This feature is now a candidate for 16.4 at the earliest as we still need to refine the implementation proposal.
Description
Allow configurable after_script timeouts so that post script cleanup can be done here even when it takes longer than 5 minutes.
This can be nice for semantically breaking up when things happen but also if you want something to always run even if the script failed but it takes more than 5 minutes.
I'm currently just moving it into a script action because I don't really need it to fire on failure (waiting for an ECS deployment to finish draining previous tasks).
Proposal
The after_script timeout is currently hardcoded to 5 minutes. It would be nice to make this optionally configurable just like the main script actions are.
In the original issue raised about adding after_script it was noted that this was planned to be some arbitrary timeout with a later configuration option
Links to related issues and merge requests / references
We have rather heavy test environment tear-down actions (shutdown WebLogic server, collect all logs) followed by upload of test execution reports (500MB) to a dedicated server which needs longer to complete.
P.S.: the fact that after_script timeout is not reported in anyway by the Runner makes the issue that much harder to pin down
The fact that the 5 minute limit is not mentioned in the documentation and especially that no error message is shown anywhere is really a showstopper...
Guys, it's a real flaw, that this limitation is not mentioned in the doc and there is no error message, when after_script killed by timeout. Please, make the option configurable, properly document or, at least, throw an error/warning that task is killed due to timeout. I've spent few days already trying to figure out, why the script is randomly stopped...
This is a 2 years open bug and to be honest I am frustrated with gitlab easy to fix bugs which are just pushed aside in favor of chasing trending tools.
The solution can be in 2 phases
change it to 20 min.
later add configurable option even tough the solution is not a hard coding task .

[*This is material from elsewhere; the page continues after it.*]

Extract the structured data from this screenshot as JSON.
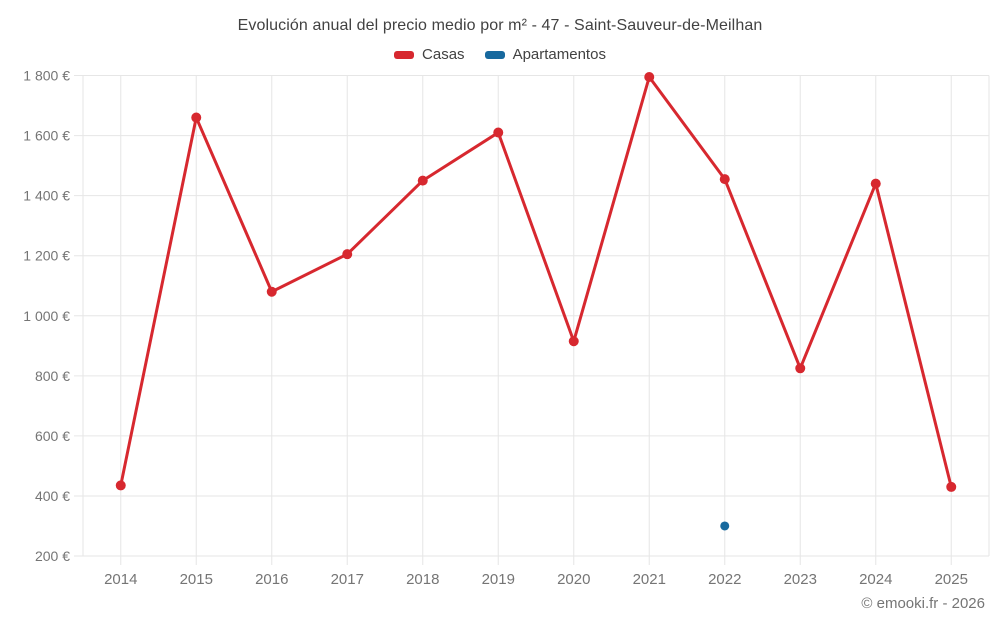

@steveazz I just saw you talking about this very topic on another issue. I understand the limit is 5 minutes because the after_script is meant for a cleanup rather than a large planned set of work. What are your thoughts on just increasing the maximum a small amount? cc @joshlambert
I'm not sure if increasing will be ideal, as pointed out the after_sciprt should be only used for cleanup/deleting anything that the job created, it shouldn't be used for anything else. I'm not sure I understand the need of having it higher to just delete environments/cleanup. after_script is also called on failures, now if a job failed that means either the user's code is wrong or something is wrong with the environment if something is wrong with the environment the after_script is most likely just going to timeout as well because it would hang, which just lead to cascading problems because the pipelines take longer to fail and the queues are backed up, now even if we allow the customer to configure this it's just going to cause them the same problems. Having configuration also leads to problems that we specify in https://about.gitlab.com/handbook/product/#convention-over-configuration
I'm really curious why users require after_script to be longer then 5m what is so big about their cleanup that needs more than 5 minutes? Why does a customer need more then 5 minutes to delete files and clean up the environment?

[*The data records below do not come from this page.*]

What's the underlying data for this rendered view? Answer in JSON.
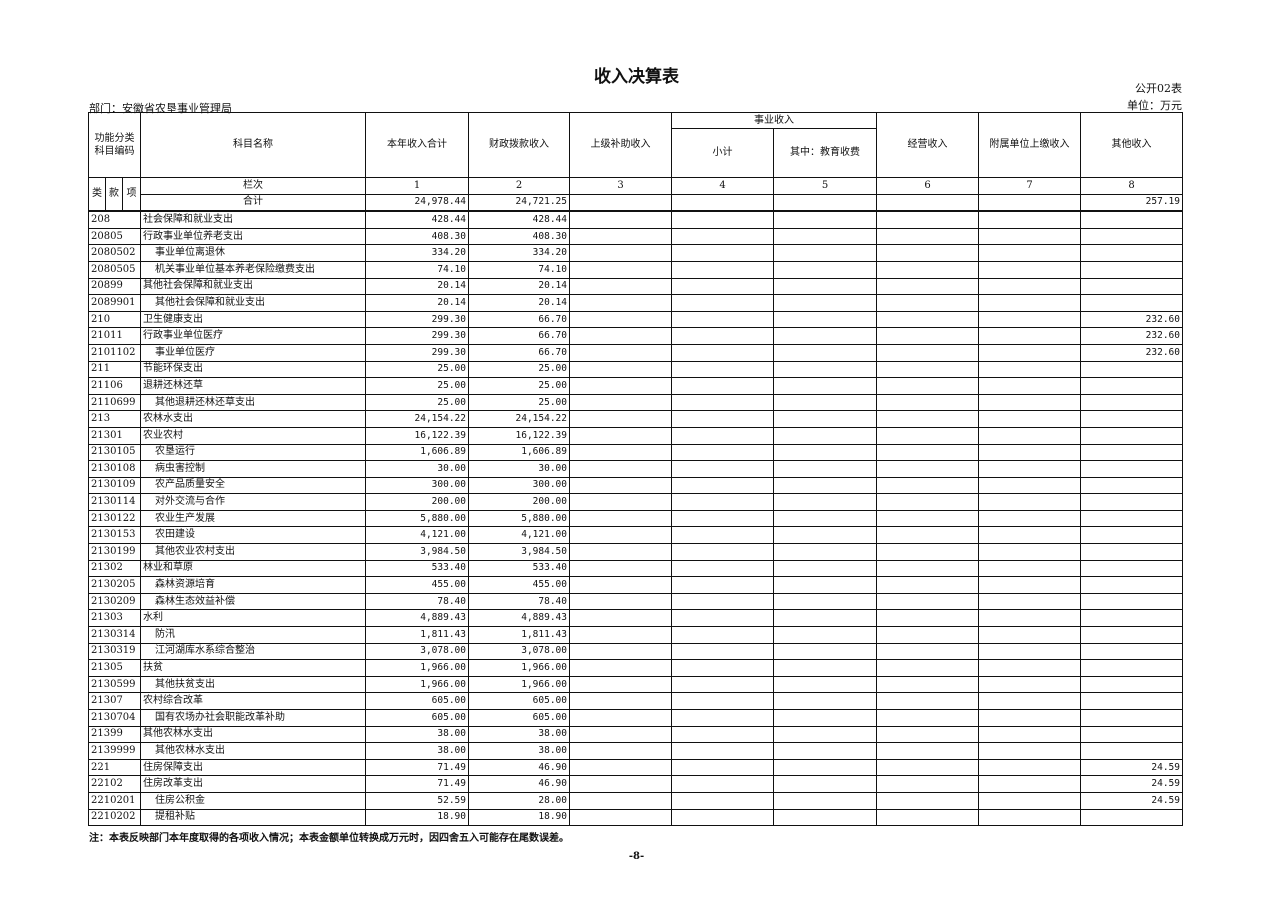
{
  "title": "收入决算表",
  "form_no": "公开02表",
  "unit": "单位：万元",
  "department": "部门：安徽省农垦事业管理局",
  "headers": {
    "code_group": "功能分类\n科目编码",
    "name": "科目名称",
    "c1": "本年收入合计",
    "c2": "财政拨款收入",
    "c3": "上级补助收入",
    "business_group": "事业收入",
    "c4": "小计",
    "c5": "其中：教育收费",
    "c6": "经营收入",
    "c7": "附属单位上缴收入",
    "c8": "其他收入",
    "lei": "类",
    "kuan": "款",
    "xiang": "项",
    "column_index_label": "栏次",
    "column_index": [
      "1",
      "2",
      "3",
      "4",
      "5",
      "6",
      "7",
      "8"
    ],
    "total_label": "合计"
  },
  "total": [
    "24,978.44",
    "24,721.25",
    "",
    "",
    "",
    "",
    "",
    "257.19"
  ],
  "rows": [
    {
      "code": "208",
      "name": "社会保障和就业支出",
      "sub": false,
      "v": [
        "428.44",
        "428.44",
        "",
        "",
        "",
        "",
        "",
        ""
      ]
    },
    {
      "code": "20805",
      "name": "行政事业单位养老支出",
      "sub": false,
      "v": [
        "408.30",
        "408.30",
        "",
        "",
        "",
        "",
        "",
        ""
      ]
    },
    {
      "code": "2080502",
      "name": "事业单位离退休",
      "sub": true,
      "v": [
        "334.20",
        "334.20",
        "",
        "",
        "",
        "",
        "",
        ""
      ]
    },
    {
      "code": "2080505",
      "name": "机关事业单位基本养老保险缴费支出",
      "sub": true,
      "v": [
        "74.10",
        "74.10",
        "",
        "",
        "",
        "",
        "",
        ""
      ]
    },
    {
      "code": "20899",
      "name": "其他社会保障和就业支出",
      "sub": false,
      "v": [
        "20.14",
        "20.14",
        "",
        "",
        "",
        "",
        "",
        ""
      ]
    },
    {
      "code": "2089901",
      "name": "其他社会保障和就业支出",
      "sub": true,
      "v": [
        "20.14",
        "20.14",
        "",
        "",
        "",
        "",
        "",
        ""
      ]
    },
    {
      "code": "210",
      "name": "卫生健康支出",
      "sub": false,
      "v": [
        "299.30",
        "66.70",
        "",
        "",
        "",
        "",
        "",
        "232.60"
      ]
    },
    {
      "code": "21011",
      "name": "行政事业单位医疗",
      "sub": false,
      "v": [
        "299.30",
        "66.70",
        "",
        "",
        "",
        "",
        "",
        "232.60"
      ]
    },
    {
      "code": "2101102",
      "name": "事业单位医疗",
      "sub": true,
      "v": [
        "299.30",
        "66.70",
        "",
        "",
        "",
        "",
        "",
        "232.60"
      ]
    },
    {
      "code": "211",
      "name": "节能环保支出",
      "sub": false,
      "v": [
        "25.00",
        "25.00",
        "",
        "",
        "",
        "",
        "",
        ""
      ]
    },
    {
      "code": "21106",
      "name": "退耕还林还草",
      "sub": false,
      "v": [
        "25.00",
        "25.00",
        "",
        "",
        "",
        "",
        "",
        ""
      ]
    },
    {
      "code": "2110699",
      "name": "其他退耕还林还草支出",
      "sub": true,
      "v": [
        "25.00",
        "25.00",
        "",
        "",
        "",
        "",
        "",
        ""
      ]
    },
    {
      "code": "213",
      "name": "农林水支出",
      "sub": false,
      "v": [
        "24,154.22",
        "24,154.22",
        "",
        "",
        "",
        "",
        "",
        ""
      ]
    },
    {
      "code": "21301",
      "name": "农业农村",
      "sub": false,
      "v": [
        "16,122.39",
        "16,122.39",
        "",
        "",
        "",
        "",
        "",
        ""
      ]
    },
    {
      "code": "2130105",
      "name": "农垦运行",
      "sub": true,
      "v": [
        "1,606.89",
        "1,606.89",
        "",
        "",
        "",
        "",
        "",
        ""
      ]
    },
    {
      "code": "2130108",
      "name": "病虫害控制",
      "sub": true,
      "v": [
        "30.00",
        "30.00",
        "",
        "",
        "",
        "",
        "",
        ""
      ]
    },
    {
      "code": "2130109",
      "name": "农产品质量安全",
      "sub": true,
      "v": [
        "300.00",
        "300.00",
        "",
        "",
        "",
        "",
        "",
        ""
      ]
    },
    {
      "code": "2130114",
      "name": "对外交流与合作",
      "sub": true,
      "v": [
        "200.00",
        "200.00",
        "",
        "",
        "",
        "",
        "",
        ""
      ]
    },
    {
      "code": "2130122",
      "name": "农业生产发展",
      "sub": true,
      "v": [
        "5,880.00",
        "5,880.00",
        "",
        "",
        "",
        "",
        "",
        ""
      ]
    },
    {
      "code": "2130153",
      "name": "农田建设",
      "sub": true,
      "v": [
        "4,121.00",
        "4,121.00",
        "",
        "",
        "",
        "",
        "",
        ""
      ]
    },
    {
      "code": "2130199",
      "name": "其他农业农村支出",
      "sub": true,
      "v": [
        "3,984.50",
        "3,984.50",
        "",
        "",
        "",
        "",
        "",
        ""
      ]
    },
    {
      "code": "21302",
      "name": "林业和草原",
      "sub": false,
      "v": [
        "533.40",
        "533.40",
        "",
        "",
        "",
        "",
        "",
        ""
      ]
    },
    {
      "code": "2130205",
      "name": "森林资源培育",
      "sub": true,
      "v": [
        "455.00",
        "455.00",
        "",
        "",
        "",
        "",
        "",
        ""
      ]
    },
    {
      "code": "2130209",
      "name": "森林生态效益补偿",
      "sub": true,
      "v": [
        "78.40",
        "78.40",
        "",
        "",
        "",
        "",
        "",
        ""
      ]
    },
    {
      "code": "21303",
      "name": "水利",
      "sub": false,
      "v": [
        "4,889.43",
        "4,889.43",
        "",
        "",
        "",
        "",
        "",
        ""
      ]
    },
    {
      "code": "2130314",
      "name": "防汛",
      "sub": true,
      "v": [
        "1,811.43",
        "1,811.43",
        "",
        "",
        "",
        "",
        "",
        ""
      ]
    },
    {
      "code": "2130319",
      "name": "江河湖库水系综合整治",
      "sub": true,
      "v": [
        "3,078.00",
        "3,078.00",
        "",
        "",
        "",
        "",
        "",
        ""
      ]
    },
    {
      "code": "21305",
      "name": "扶贫",
      "sub": false,
      "v": [
        "1,966.00",
        "1,966.00",
        "",
        "",
        "",
        "",
        "",
        ""
      ]
    },
    {
      "code": "2130599",
      "name": "其他扶贫支出",
      "sub": true,
      "v": [
        "1,966.00",
        "1,966.00",
        "",
        "",
        "",
        "",
        "",
        ""
      ]
    },
    {
      "code": "21307",
      "name": "农村综合改革",
      "sub": false,
      "v": [
        "605.00",
        "605.00",
        "",
        "",
        "",
        "",
        "",
        ""
      ]
    },
    {
      "code": "2130704",
      "name": "国有农场办社会职能改革补助",
      "sub": true,
      "v": [
        "605.00",
        "605.00",
        "",
        "",
        "",
        "",
        "",
        ""
      ]
    },
    {
      "code": "21399",
      "name": "其他农林水支出",
      "sub": false,
      "v": [
        "38.00",
        "38.00",
        "",
        "",
        "",
        "",
        "",
        ""
      ]
    },
    {
      "code": "2139999",
      "name": "其他农林水支出",
      "sub": true,
      "v": [
        "38.00",
        "38.00",
        "",
        "",
        "",
        "",
        "",
        ""
      ]
    },
    {
      "code": "221",
      "name": "住房保障支出",
      "sub": false,
      "v": [
        "71.49",
        "46.90",
        "",
        "",
        "",
        "",
        "",
        "24.59"
      ]
    },
    {
      "code": "22102",
      "name": "住房改革支出",
      "sub": false,
      "v": [
        "71.49",
        "46.90",
        "",
        "",
        "",
        "",
        "",
        "24.59"
      ]
    },
    {
      "code": "2210201",
      "name": "住房公积金",
      "sub": true,
      "v": [
        "52.59",
        "28.00",
        "",
        "",
        "",
        "",
        "",
        "24.59"
      ]
    },
    {
      "code": "2210202",
      "name": "提租补贴",
      "sub": true,
      "v": [
        "18.90",
        "18.90",
        "",
        "",
        "",
        "",
        "",
        ""
      ]
    }
  ],
  "note": "注：本表反映部门本年度取得的各项收入情况；本表金额单位转换成万元时，因四舍五入可能存在尾数误差。",
  "page_number": "-8-"
}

One scenario I see if uploading logs on failure, if we want to do we can always use artifacts, specifcally on_failures which is something designed to upload files to be used for debugging after the job has finished.
I feel like we are not really communicating well the intent of after_script:
Sometimes there is a need for a longer tear down actions at the after script .... I fail to realize such a limitation maybe if it was something like 10 min it would make more sense but 5 can be too short.

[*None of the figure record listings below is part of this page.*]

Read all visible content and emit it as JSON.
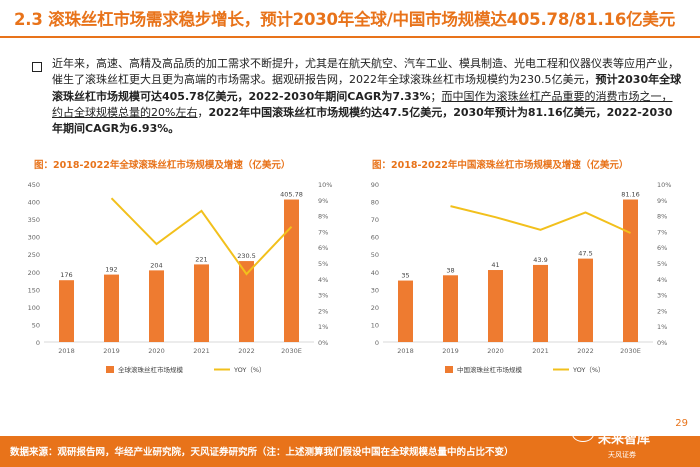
{
  "header": {
    "title": "2.3 滚珠丝杠市场需求稳步增长，预计2030年全球/中国市场规模达405.78/81.16亿美元"
  },
  "body": {
    "p1": "近年来，高速、高精及高品质的加工需求不断提升，尤其是在航天航空、汽车工业、模具制造、光电工程和仪器仪表等应用产业，催生了滚珠丝杠更大且更为高端的市场需求。据观研报告网，2022年全球滚珠丝杠市场规模约为230.5亿美元，",
    "p2": "预计2030年全球滚珠丝杠市场规模可达405.78亿美元，2022-2030年期间CAGR为7.33%",
    "p3": "；",
    "p4": "而中国作为滚珠丝杠产品重要的消费市场之一，约占全球规模总量的20%左右",
    "p5": "，",
    "p6": "2022年中国滚珠丝杠市场规模约达47.5亿美元，2030年预计为81.16亿美元，2022-2030年期间CAGR为6.93%。"
  },
  "chart_data": [
    {
      "type": "bar",
      "title": "图：2018-2022年全球滚珠丝杠市场规模及增速（亿美元）",
      "categories": [
        "2018",
        "2019",
        "2020",
        "2021",
        "2022",
        "2030E"
      ],
      "series": [
        {
          "name": "全球滚珠丝杠市场规模",
          "type": "bar",
          "values": [
            176,
            192,
            204,
            221,
            230.5,
            405.78
          ],
          "labels": [
            "176",
            "192",
            "204",
            "221",
            "230.5",
            "405.78"
          ]
        },
        {
          "name": "YOY（%）",
          "type": "line",
          "axis": "right",
          "values": [
            null,
            9.1,
            6.2,
            8.3,
            4.3,
            7.3
          ]
        }
      ],
      "ylim": [
        0,
        450
      ],
      "yticks": [
        "0",
        "50",
        "100",
        "150",
        "200",
        "250",
        "300",
        "350",
        "400",
        "450"
      ],
      "ylim_right": [
        0,
        10
      ],
      "yticks_right": [
        "0%",
        "1%",
        "2%",
        "3%",
        "4%",
        "5%",
        "6%",
        "7%",
        "8%",
        "9%",
        "10%"
      ],
      "colors": {
        "bar": "#EE7B30",
        "line": "#F2C01C"
      }
    },
    {
      "type": "bar",
      "title": "图：2018-2022年中国滚珠丝杠市场规模及增速（亿美元）",
      "categories": [
        "2018",
        "2019",
        "2020",
        "2021",
        "2022",
        "2030E"
      ],
      "series": [
        {
          "name": "中国滚珠丝杠市场规模",
          "type": "bar",
          "values": [
            35,
            38,
            41,
            43.9,
            47.5,
            81.16
          ],
          "labels": [
            "35",
            "38",
            "41",
            "43.9",
            "47.5",
            "81.16"
          ]
        },
        {
          "name": "YOY（%）",
          "type": "line",
          "axis": "right",
          "values": [
            null,
            8.6,
            7.9,
            7.1,
            8.2,
            6.9
          ]
        }
      ],
      "ylim": [
        0,
        90
      ],
      "yticks": [
        "0",
        "10",
        "20",
        "30",
        "40",
        "50",
        "60",
        "70",
        "80",
        "90"
      ],
      "ylim_right": [
        0,
        10
      ],
      "yticks_right": [
        "0%",
        "1%",
        "2%",
        "3%",
        "4%",
        "5%",
        "6%",
        "7%",
        "8%",
        "9%",
        "10%"
      ],
      "colors": {
        "bar": "#EE7B30",
        "line": "#F2C01C"
      }
    }
  ],
  "footer": {
    "source": "数据来源：观研报告网，华经产业研究院，天风证券研究所（注：上述测算我们假设中国在全球规模总量中的占比不变）",
    "page": "29",
    "watermark": "未来智库",
    "logo": "天风证券"
  }
}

The after_script is a good place to start collecting logs and most of the time you want to collect logs after the setup have been taken down which sometime can take time especially if you want to do it right.
I am puzzled many times with the limitations and the usability decisions just taken by gitlab as if they are working in the theoretical level without collecting any field feedback at all or in this case ignoring it for 2 years even-tough the fix is very simple.
The after_script is a good place to start collecting logs and most of the time you want to collect logs after the setup have been taken down which sometime can take time especially if you want to do it right.
Isn't this something that artifactirs of failure can archive? How are you gathering the logs?
First we are self hosting gitlab and it generates the following problem.
We are generating several gigabytes of logs per job run and push them to S3.
We know that artifacts could be pushed directly to S3 via configurations.
But the problem is the retrieval of those logs it absolutely kills the gitlab server so we are not using the artifacts mechanism for logs and directly pushes them to S3.
personally i think that the artifact mechanism is good for logs up to 150 MB.
Still before we collect logs we need to tear down our setup which take some time for now it is about 4 min and might take even more in the future.
The point is that 5 min can be sometimes too short and you can see at this thread that i am not the only one complains about it so there is a need.
I took a look at the gitlab-runner code just change it to something like 10 or 20 min is just as simple as chaining 5 to 20.
Making it an option is a little bit more tricky still possible I assume like most of the runner basic configurations regarding timeouts,description ... you would like it to be configurable from the gitlab therefor you need gitlab to support it and the API of course.
So a quick fix is to change the timeout and help gitlab users either if the are using EE or CE not to jump trough hoops just to collect logs or do some tear down actions.
Still in general as I said i do not realize the logic of gitlab decisions many time just taking decisions as if you ignore completely users feedback.
Another example we suffer from gitlab#18283 (closed)
After an upgrade i just noticed that the default behavior was changed and that there is no option for backward comparability and it is there for 2 years and it does not seems to bother anyone.
Thanks for the detailed explanation @tal13 I appreciate it, that helps make the picture a lot more clear on what is happening and helps us make a better decision.
I think we can start by bumping this to 10minutes for now and see if that improves the situation for most users, increasing it a bit higher might just lead to longer pipelines for most users, but we can always increase it later again if we see that it simply is not enough.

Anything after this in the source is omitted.